Private Equity for Individual Investors (55:33)
Ted discusses the potential for individual investors to access private equity strategies:
- Traditionally limited to institutional investors due to illiquidity
- Some large firms developing products for high net worth individuals
- Challenges remain in providing access while maintaining strategy integrity
- Individual investors often gravitate to brand name firms like Blackstone
Ted notes: "I don't think there's a structure yet that's settled in beyond the original LP/GP private partnership structure that's been widely adopted. But there are a lot of people with a vested interest in making that happen."
Future of Private Equity Careers (58:13)
Ted shares his perspective on career opportunities in private equity going forward:
- Industry maturation means fewer opportunities to build new large firms
- Concentration of assets in mega-funds makes it harder for new entrants
- Compensation likely to be lower than in past decades
- Suggests focusing on technology/AI as areas of future opportunity
Ted advises: "If I were starting over, that's what I would want to be paying attention to.

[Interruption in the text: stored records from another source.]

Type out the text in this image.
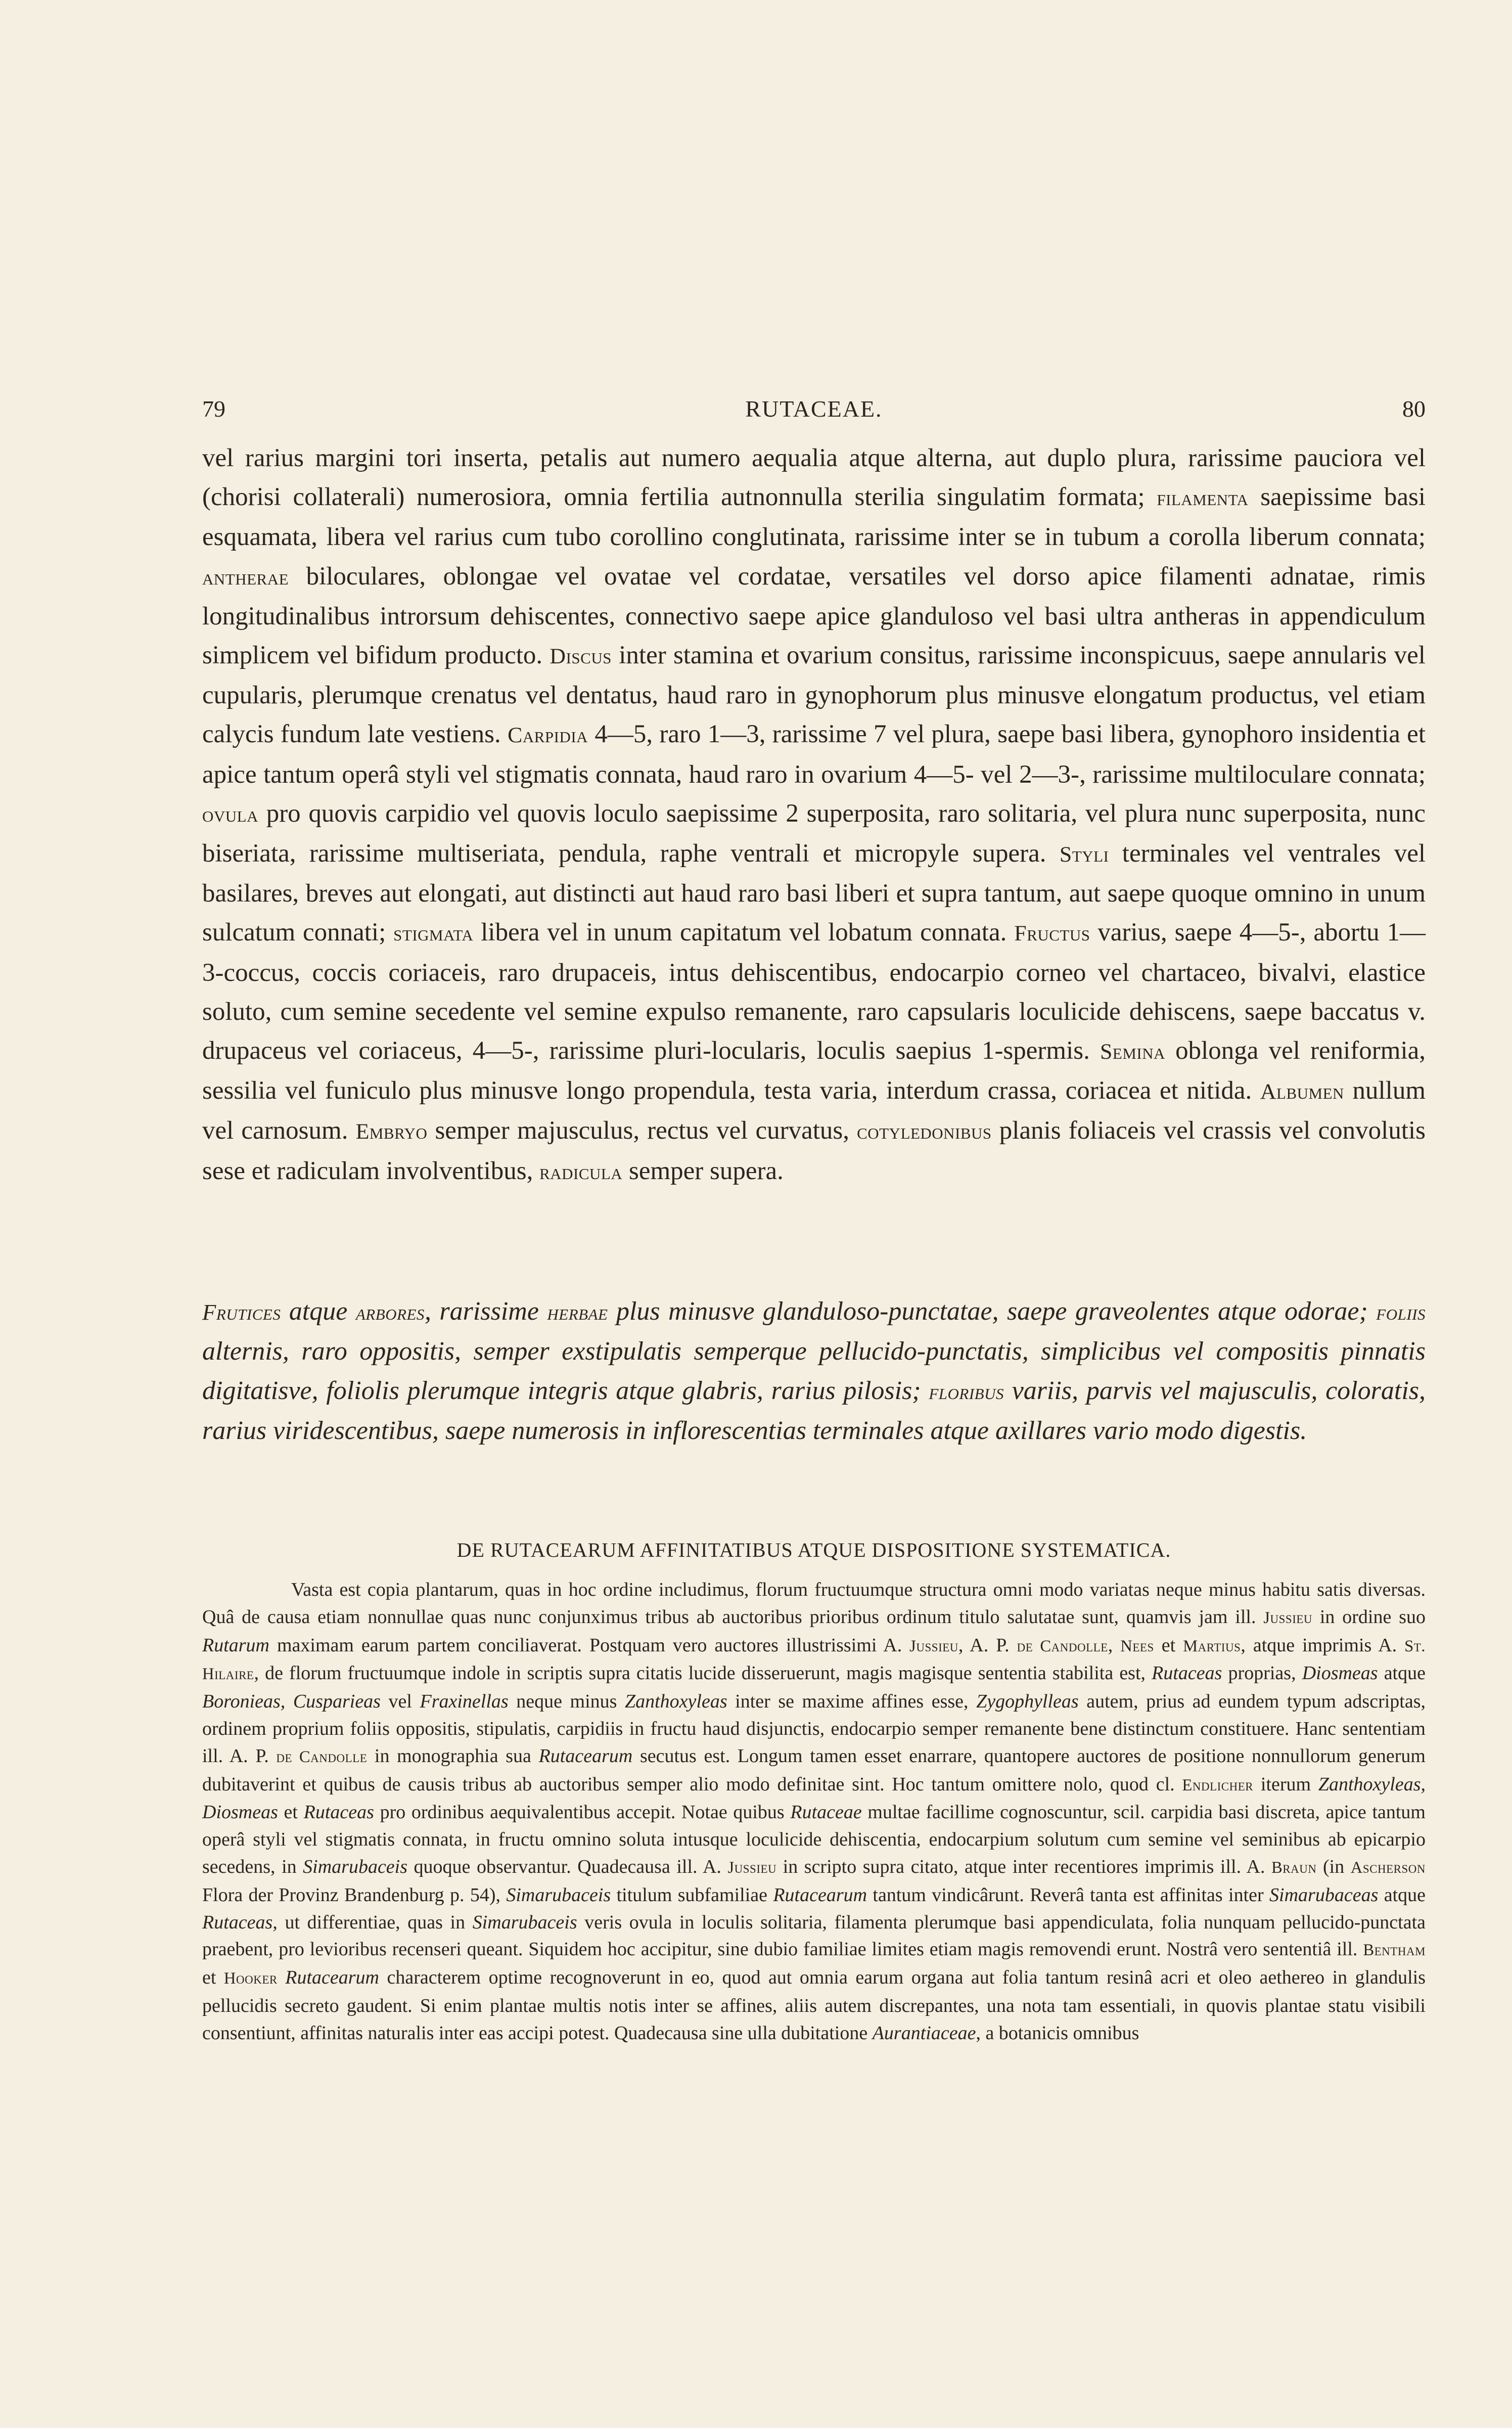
79	RUTACEAE.	80
vel rarius margini tori inserta, petalis aut numero aequalia atque alterna, aut duplo plura, rarissime pauciora vel (chorisi collaterali) numerosiora, omnia fertilia autnonnulla sterilia singulatim formata; filamenta saepissime basi esquamata, libera vel rarius cum tubo corollino conglutinata, rarissime inter se in tubum a corolla liberum connata; antherae biloculares, oblongae vel ovatae vel cordatae, versatiles vel dorso apice filamenti adnatae, rimis longitudinalibus introrsum dehiscentes, connectivo saepe apice glanduloso vel basi ultra antheras in appendiculum simplicem vel bifidum producto. Discus inter stamina et ovarium consitus, rarissime inconspicuus, saepe annularis vel cupularis, plerumque crenatus vel dentatus, haud raro in gynophorum plus minusve elongatum productus, vel etiam calycis fundum late vestiens. Carpidia 4—5, raro 1—3, rarissime 7 vel plura, saepe basi libera, gynophoro insidentia et apice tantum operâ styli vel stigmatis connata, haud raro in ovarium 4—5- vel 2—3-, rarissime multiloculare connata; ovula pro quovis carpidio vel quovis loculo saepissime 2 superposita, raro solitaria, vel plura nunc superposita, nunc biseriata, rarissime multiseriata, pendula, raphe ventrali et micropyle supera. Styli terminales vel ventrales vel basilares, breves aut elongati, aut distincti aut haud raro basi liberi et supra tantum, aut saepe quoque omnino in unum sulcatum connati; stigmata libera vel in unum capitatum vel lobatum connata. Fructus varius, saepe 4—5-, abortu 1—3-coccus, coccis coriaceis, raro drupaceis, intus dehiscentibus, endocarpio corneo vel chartaceo, bivalvi, elastice soluto, cum semine secedente vel semine expulso remanente, raro capsularis loculicide dehiscens, saepe baccatus v. drupaceus vel coriaceus, 4—5-, rarissime pluri-locularis, loculis saepius 1-spermis. Semina oblonga vel reniformia, sessilia vel funiculo plus minusve longo propendula, testa varia, interdum crassa, coriacea et nitida. Albumen nullum vel carnosum. Embryo semper majusculus, rectus vel curvatus, cotyledonibus planis foliaceis vel crassis vel convolutis sese et radiculam involventibus, radicula semper supera.
Frutices atque arbores, rarissime herbae plus minusve glanduloso-punctatae, saepe graveolentes atque odorae; foliis alternis, raro oppositis, semper exstipulatis semperque pellucido-punctatis, simplicibus vel compositis pinnatis digitatisve, foliolis plerumque integris atque glabris, rarius pilosis; floribus variis, parvis vel majusculis, coloratis, rarius viridescentibus, saepe numerosis in inflorescentias terminales atque axillares vario modo digestis.
DE RUTACEARUM AFFINITATIBUS ATQUE DISPOSITIONE SYSTEMATICA.
Vasta est copia plantarum, quas in hoc ordine includimus, florum fructuumque structura omni modo variatas neque minus habitu satis diversas. Quâ de causa etiam nonnullae quas nunc conjunximus tribus ab auctoribus prioribus ordinum titulo salutatae sunt, quamvis jam ill. Jussieu in ordine suo Rutarum maximam earum partem conciliaverat. Postquam vero auctores illustrissimi A. Jussieu, A. P. de Candolle, Nees et Martius, atque imprimis A. St. Hilaire, de florum fructuumque indole in scriptis supra citatis lucide disseruerunt, magis magisque sententia stabilita est, Rutaceas proprias, Diosmeas atque Boronieas, Cusparieas vel Fraxinellas neque minus Zanthoxyleas inter se maxime affines esse, Zygophylleas autem, prius ad eundem typum adscriptas, ordinem proprium foliis oppositis, stipulatis, carpidiis in fructu haud disjunctis, endocarpio semper remanente bene distinctum constituere. Hanc sententiam ill. A. P. de Candolle in monographia sua Rutacearum secutus est. Longum tamen esset enarrare, quantopere auctores de positione nonnullorum generum dubitaverint et quibus de causis tribus ab auctoribus semper alio modo definitae sint. Hoc tantum omittere nolo, quod cl. Endlicher iterum Zanthoxyleas, Diosmeas et Rutaceas pro ordinibus aequivalentibus accepit. Notae quibus Rutaceae multae facillime cognoscuntur, scil. carpidia basi discreta, apice tantum operâ styli vel stigmatis connata, in fructu omnino soluta intusque loculicide dehiscentia, endocarpium solutum cum semine vel seminibus ab epicarpio secedens, in Simarubaceis quoque observantur. Quadecausa ill. A. Jussieu in scripto supra citato, atque inter recentiores imprimis ill. A. Braun (in Ascherson Flora der Provinz Brandenburg p. 54), Simarubaceis titulum subfamiliae Rutacearum tantum vindicârunt. Reverâ tanta est affinitas inter Simarubaceas atque Rutaceas, ut differentiae, quas in Simarubaceis veris ovula in loculis solitaria, filamenta plerumque basi appendiculata, folia nunquam pellucido-punctata praebent, pro levioribus recenseri queant. Siquidem hoc accipitur, sine dubio familiae limites etiam magis removendi erunt. Nostrâ vero sententiâ ill. Bentham et Hooker Rutacearum characterem optime recognoverunt in eo, quod aut omnia earum organa aut folia tantum resinâ acri et oleo aethereo in glandulis pellucidis secreto gaudent. Si enim plantae multis notis inter se affines, aliis autem discrepantes, una nota tam essentiali, in quovis plantae statu visibili consentiunt, affinitas naturalis inter eas accipi potest. Quadecausa sine ulla dubitatione Aurantiaceae, a botanicis omnibus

Now, how you participate in that can really tie into who you are, but that's clearly the area of change that's going to be incredibly important for the next generation."
Conclusion
This wide-ranging discussion provides valuable insights into the private equity industry from an experienced insider. Ted Seides offers a balanced view of private equity's strengths and challenges, using specific deal examples to illustrate how firms create value. While acknowledging criticisms, he makes a case for private equity as an important part of the investment landscape that has delivered strong returns. Looking ahead, Ted sees a maturing industry facing headwinds but still offering opportunities for those who can navigate its complexities.